EADS Demonstrates Hybrid Propulsion Technology
EADS is demonstrating here at Le Bourget a number of electric- and hybrid-propulsion technologies developed under its commitment to reduce aircraft CO2 emissions. In cooperation with Royan Aero Composites, EADS has developed and built the E-Fan fully electric general-aviation training aircraft and, separately, has engineered with Diamond Aircraft and Siemens the Diamond Aircraft DA36 E-Star 2 hybrid-electric motor-glider. EADS also cooperated with Rolls-Royce on the future distributed-propulsion system concept, and all three projects are dubbed “E-aircraft.”
Such developments are part of EADS’s research to support environmental-protection goals in the European Commission Flightpath 2050 report. Compared with environmental standards set in 2000, that plan aims to reduce aircraft CO2 emissions by 75 percent NOx by 90 percent, and noise by 65 percent.
EADS Innovation Works, the group’s research and technology network, is developing environmentally friendly propulsion technologies that it hopes will provide components for EADS’s operating divisions. The two-seat E-Fan represents a strategic aviation-research step, according to chief technical officer Jean Botti. “We are committed to exploring leading-edge technologies that will yield benefits for civil and defense products.”
The E-Fan is 6.7meters long with a 9.5-meter wingspan and sports several innovations: two 0.75-kN electric motors using energy from two wing-located battery packs; ducted fans to reduce noise and increase safety; electric power for taxiing and takeoff; and Fadec-controlled engine.
EADS Innovation Works is developing the electric and propulsion systems with Royan, which performed aerodynamic studies and is building the all-composite structure and mechanical systems.
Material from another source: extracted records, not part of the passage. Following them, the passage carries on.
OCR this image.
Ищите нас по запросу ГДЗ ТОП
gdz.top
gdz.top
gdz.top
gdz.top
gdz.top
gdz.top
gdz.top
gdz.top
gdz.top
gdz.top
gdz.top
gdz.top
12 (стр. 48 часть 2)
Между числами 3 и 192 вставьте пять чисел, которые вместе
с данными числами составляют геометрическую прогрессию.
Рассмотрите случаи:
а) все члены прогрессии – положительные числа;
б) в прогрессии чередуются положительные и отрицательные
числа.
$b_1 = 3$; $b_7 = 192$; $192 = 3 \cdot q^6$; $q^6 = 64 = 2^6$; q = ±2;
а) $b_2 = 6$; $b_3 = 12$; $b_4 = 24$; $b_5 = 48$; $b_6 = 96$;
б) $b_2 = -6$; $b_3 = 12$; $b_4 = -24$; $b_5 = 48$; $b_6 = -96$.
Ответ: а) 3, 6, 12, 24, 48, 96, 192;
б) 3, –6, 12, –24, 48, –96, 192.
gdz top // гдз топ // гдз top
French materials-research laboratory Critt Matériaux Poitou-Charentes, academic consortium Institut Supérieur de l’Aéronautique et de l’Espace/École Nationale Supérieure de Mécanique et d’Aérotechnique and C3 Technologies produced the wing.
Electrical engineers at Astrium and Eurocopter helped EADS Innovation Works test the battery packs, while the livery was designed by Airbus. The E-Fan is co-funded by France’s DGAC, the European Regional Development Fund, the French Government and local French authorities in the Région Aquitaine and Département Charente-Maritime. “We believe that the E-Fan demonstrator is an ideal platform that could be matured, certified and marketed for pilot training,” said Botti.
Diamond Aircraft’s two-seat DA36 E-Star 2 motor-glider was introduced here two years ago. Since then it has been updated with a smaller, lighter Siemens electric motor and now weighs 100 kilograms less. Electricity comes from a small Austro Engine Wankel rotary-driven generator.
Since last year, EADS Innovation Works has worked with Rolls-Royce and Britain’s Cambridge and Cranfield Universities on the Distributed Electrical Aerospace Propulsion (DEAP) program that could power future airliners. The project, which is co-funded by the UK’s Technology Strategy Board, uses six electric fans–distributed in clusters of three along the wing and fed by a common intake duct–that are expected to improve fuel economy and reduce gas and noise emissions.
An advanced gas turbine provides the fans’ electric power and recharges the energy-storage system, which could be based on lithium-air technology, according to Rolls-Royce. “During climb, the distributed fans draw power from the energy-storage system, but during descent act like wind turbines to generate electrical energy, which recharges the batteries,” said the engine manufacturer.
For the megawatt power levels required by an electrical distributed-propulsion network, Rolls-Royce said a new “high-power superconducting electrical system will have to be designed and validated, based on cryogenic cooling at temperatures as low as –252 degrees C.” A major benefit claimed for such systems is that they can be integrated into the airframe structure to maximise aerodynamic efficiency and optimise the surrounding airflow, according to Rolls-Royce. “This reduces weight, drag and the amount of noise [the aircraft] makes.” Distributed propulsion “optimizes the overall system integration,” concluded EADS Innovation Works chief Sébastien Remy.